Ocean Worlds - Water in the Solar System and beyond

Ocean Worlds – Water in the Solar System and beyond.

Earth isn’t the only world in our solar system. Oceans could exist in diverse forms on moons, comets and dwarf planets, offering clues in the quest to discover life beyond our Planet Earth.


Planet Earth (Distance from Sun: 1 Au)

Surface of Planet Earth is about 71% water and contains 5 oceans: Arctic, Atlantic, Indian, Pacific and Southern.

Ceres – Dwarf Planet (Distance from Sun: 2.8 Au)

In Asteroid Belt.

Europa Moon – Planet Jupiter (Distance from Sun:  5.2 Au)

Europa’s is closest to the surface (less than 10 km and possibly less than 1 km in places), and hence potentially best suited for eventual direct exploration.

Scientists strongly suspect that a subsurface salty ocean lies beneath Europa’s icy crust. Tidal heating from its parent planet, Jupiter, maintains this ocean’s liquid state and could also create partially melted pockets, or lakes, throughout the moon’s outer shell.

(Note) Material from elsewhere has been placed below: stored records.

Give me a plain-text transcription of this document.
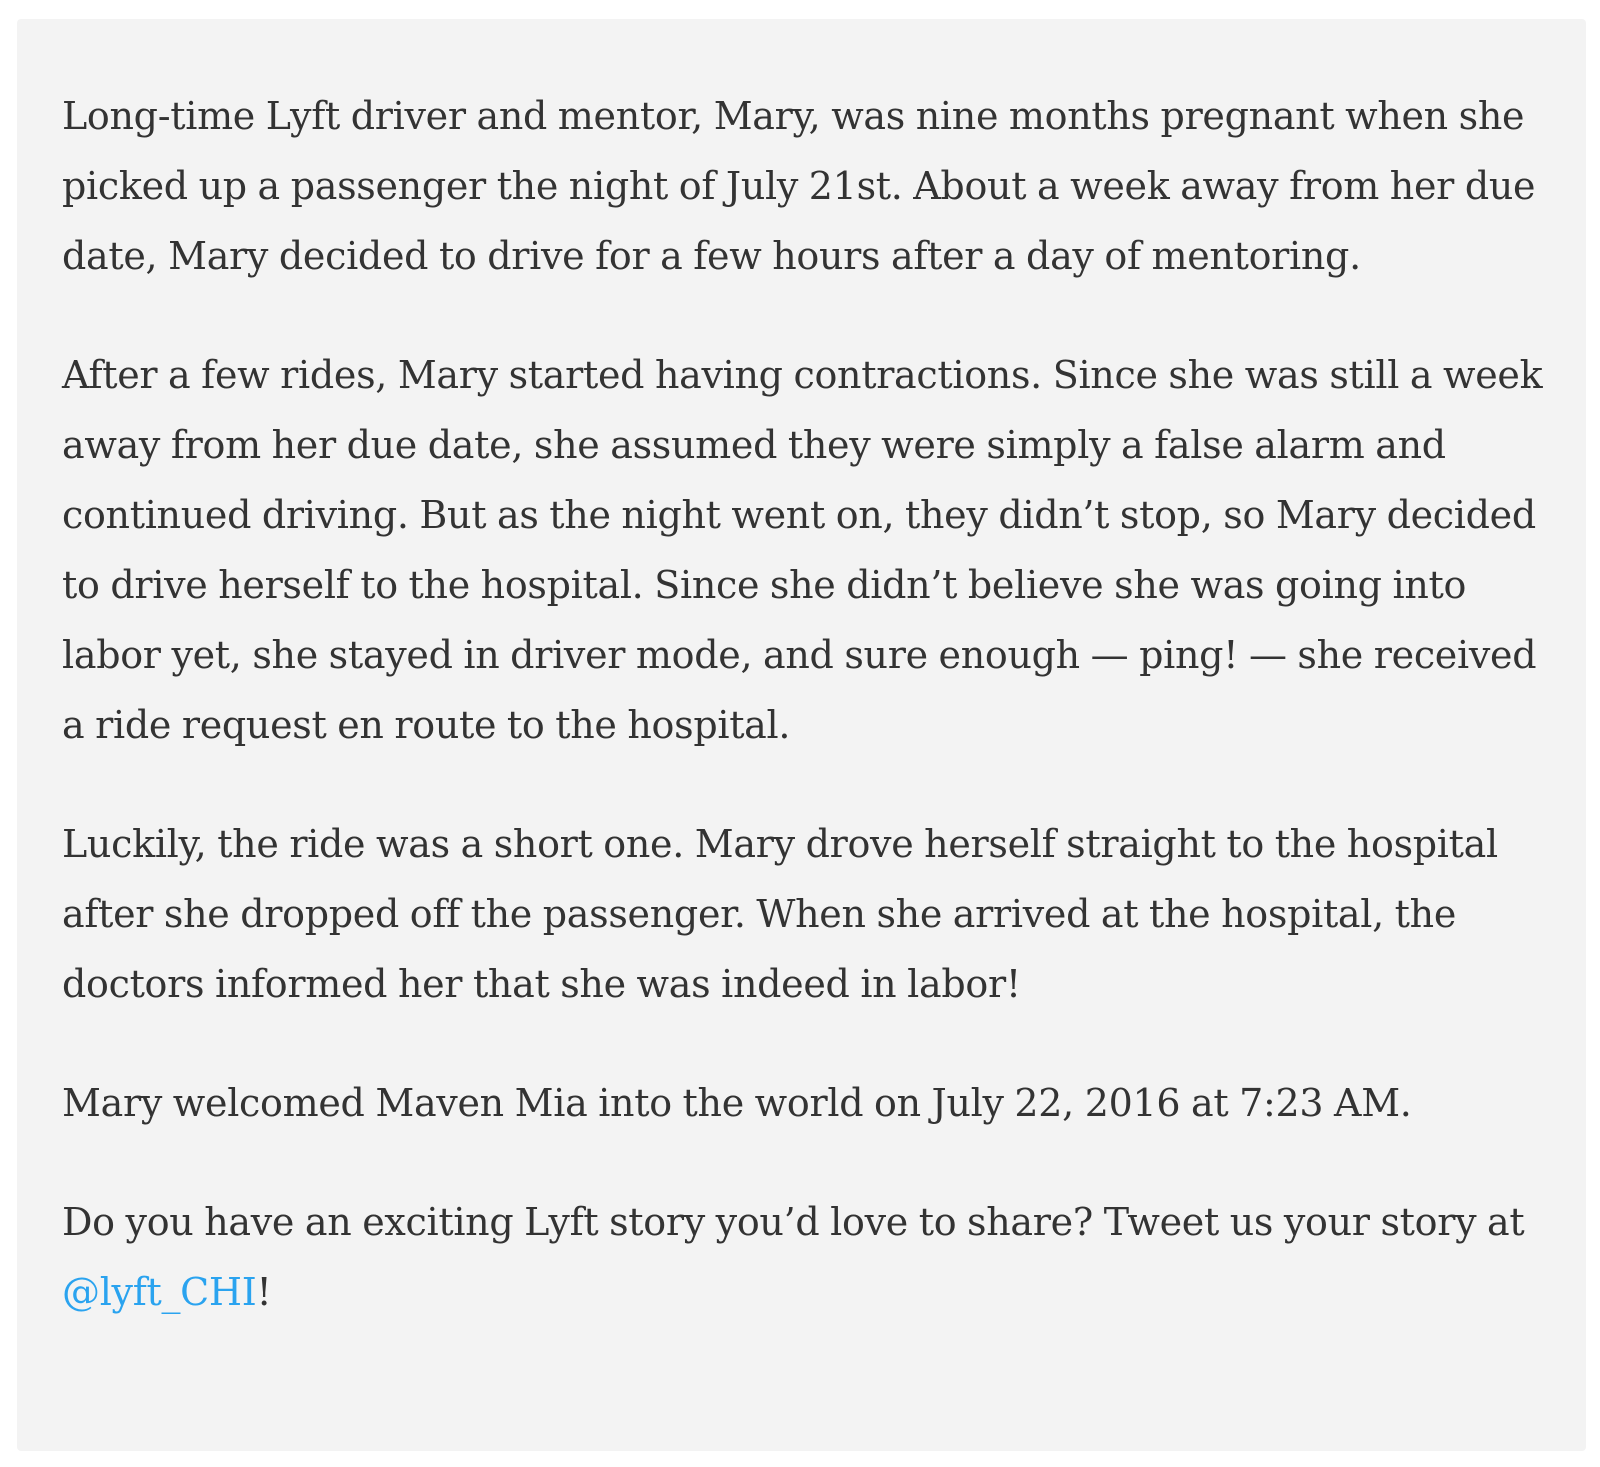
Long-time Lyft driver and mentor, Mary, was nine months pregnant when she picked up a passenger the night of July 21st. About a week away from her due date, Mary decided to drive for a few hours after a day of mentoring.

After a few rides, Mary started having contractions. Since she was still a week away from her due date, she assumed they were simply a false alarm and continued driving. But as the night went on, they didn’t stop, so Mary decided to drive herself to the hospital. Since she didn’t believe she was going into labor yet, she stayed in driver mode, and sure enough — ping! — she received a ride request en route to the hospital.

Luckily, the ride was a short one. Mary drove herself straight to the hospital after she dropped off the passenger. When she arrived at the hospital, the doctors informed her that she was indeed in labor!

Mary welcomed Maven Mia into the world on July 22, 2016 at 7:23 AM.

Do you have an exciting Lyft story you’d love to share? Tweet us your story at @lyft_CHI!
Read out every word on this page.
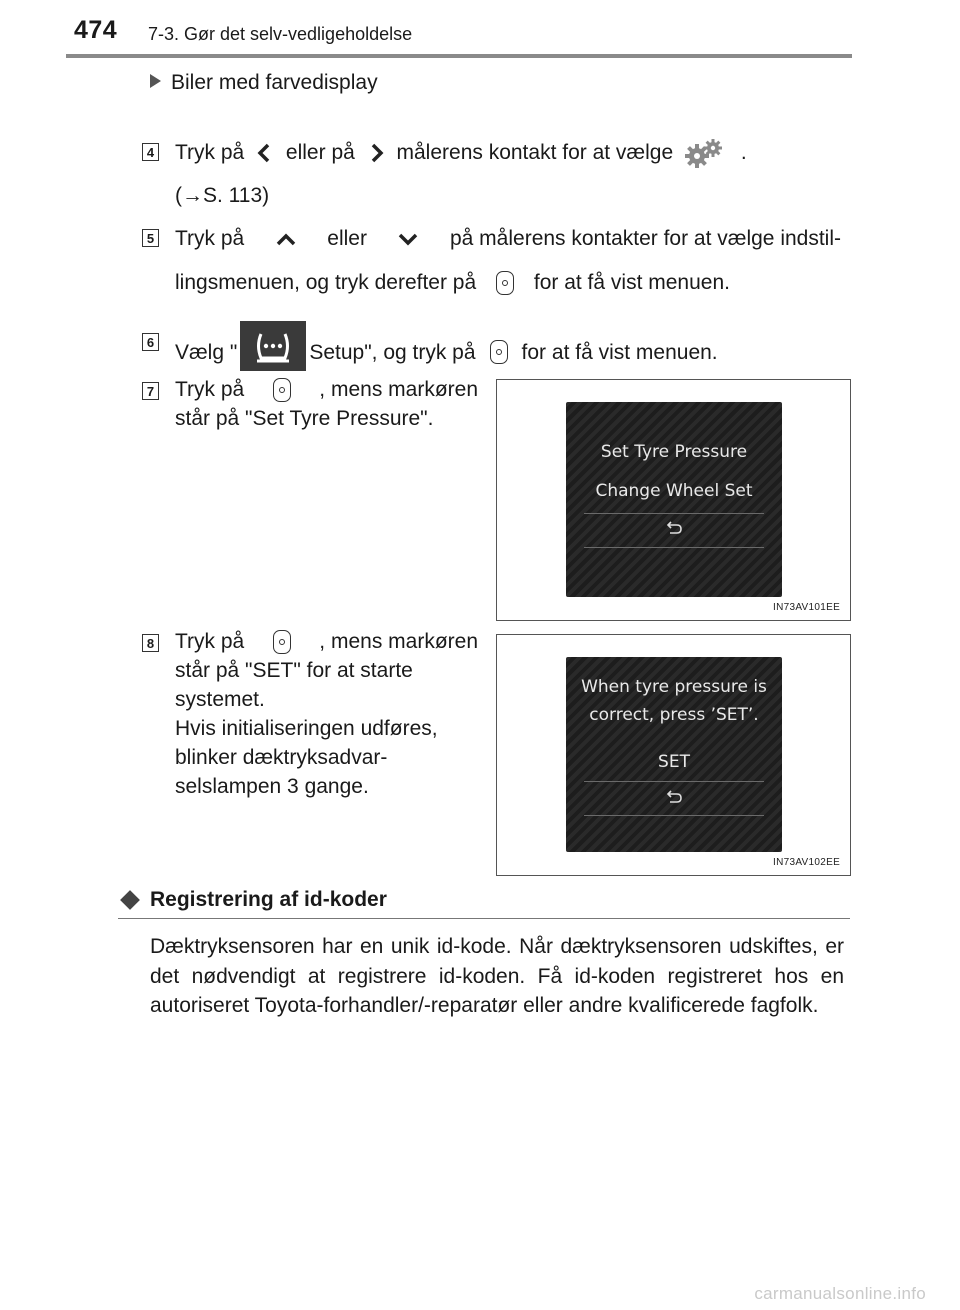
474 7-3. Gør det selv-vedligeholdelse
Biler med farvedisplay
4 Tryk på eller på målerens kontakt for at vælge	.
(→S. 113)
5 Tryk på	eller	på målerens kontakter for at vælge indstil-
lingsmenuen, og tryk derefter på	for at få vist menuen.
6 Vælg "	Setup", og tryk på for at få vist menuen.
7 Tryk på	, mens markøren
står på "Set Tyre Pressure".
Set Tyre Pressure
Change Wheel Set
IN73AV101EE
8 Tryk på	, mens markøren
står på "SET" for at starte
systemet.
Hvis initialiseringen udføres,
blinker dæktryksadvar-
selslampen 3 gange.
When tyre pressure is
correct, press ’SET’.
SET
IN73AV102EE
Registrering af id-koder
Dæktryksensoren har en unik id-kode. Når dæktryksensoren udskiftes, er det nødvendigt at registrere id-koden. Få id-koden registreret hos en autoriseret Toyota-forhandler/-reparatør eller andre kvalificerede fagfolk.
carmanualsonline.info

Enceladus Moon (Distance from Sun:  5.2 Au)

Enceladus’ ocean is deeper—5–40 km below its surface—but fractures beneath the south pole of this moon allow ice and gas from the ocean to escape to space where it has been sampled by mass spectrometers aboard the Cassini Saturn Orbiter.

Mimas Moon – Planet Saturn (Distance from Sun:  9.5 Au)

Research suggest that Mimas has either a subsurface ocean or that its core is shaped like a football. If Mimas is hiding liquid water ocean, it lies 15 to 30 miles (25 to 30km) beneath the moon’s inpact-battered surface.

Titan Moon – Planet Saturn (Distance from Sun:  9.5 Au)

Titan’s ocean is the deepest perhaps 50–100 km. It might be a salty, subsurface ocean possibly as salty as the Dead Sea on Earth beginning below its icy shell. There is no evidence for plumes or ice volcanism exist on the surface.

Titan’s surface has no life as we don’t know it. It could inhabit lakes and rivers that flow with ethane and methane hydrocarbons instead of water.

Triton Moon – Planet Neptune

A subsurface ocean at Triton is considered possible, but is unconfirmed.

Dwarf Planet Pluto

Pluto is a surprisingly active world. It has mountains of water ice and flowing glaciers of nitrogen and methane ice. Mysterious fault lines, some hundreds of miles long, may suggest that Pluto has a hidden subsurface ocean.

Past Ocean Worlds

Planet Mars.

Mars has frozen in the ice caps or trapped beneath the soil.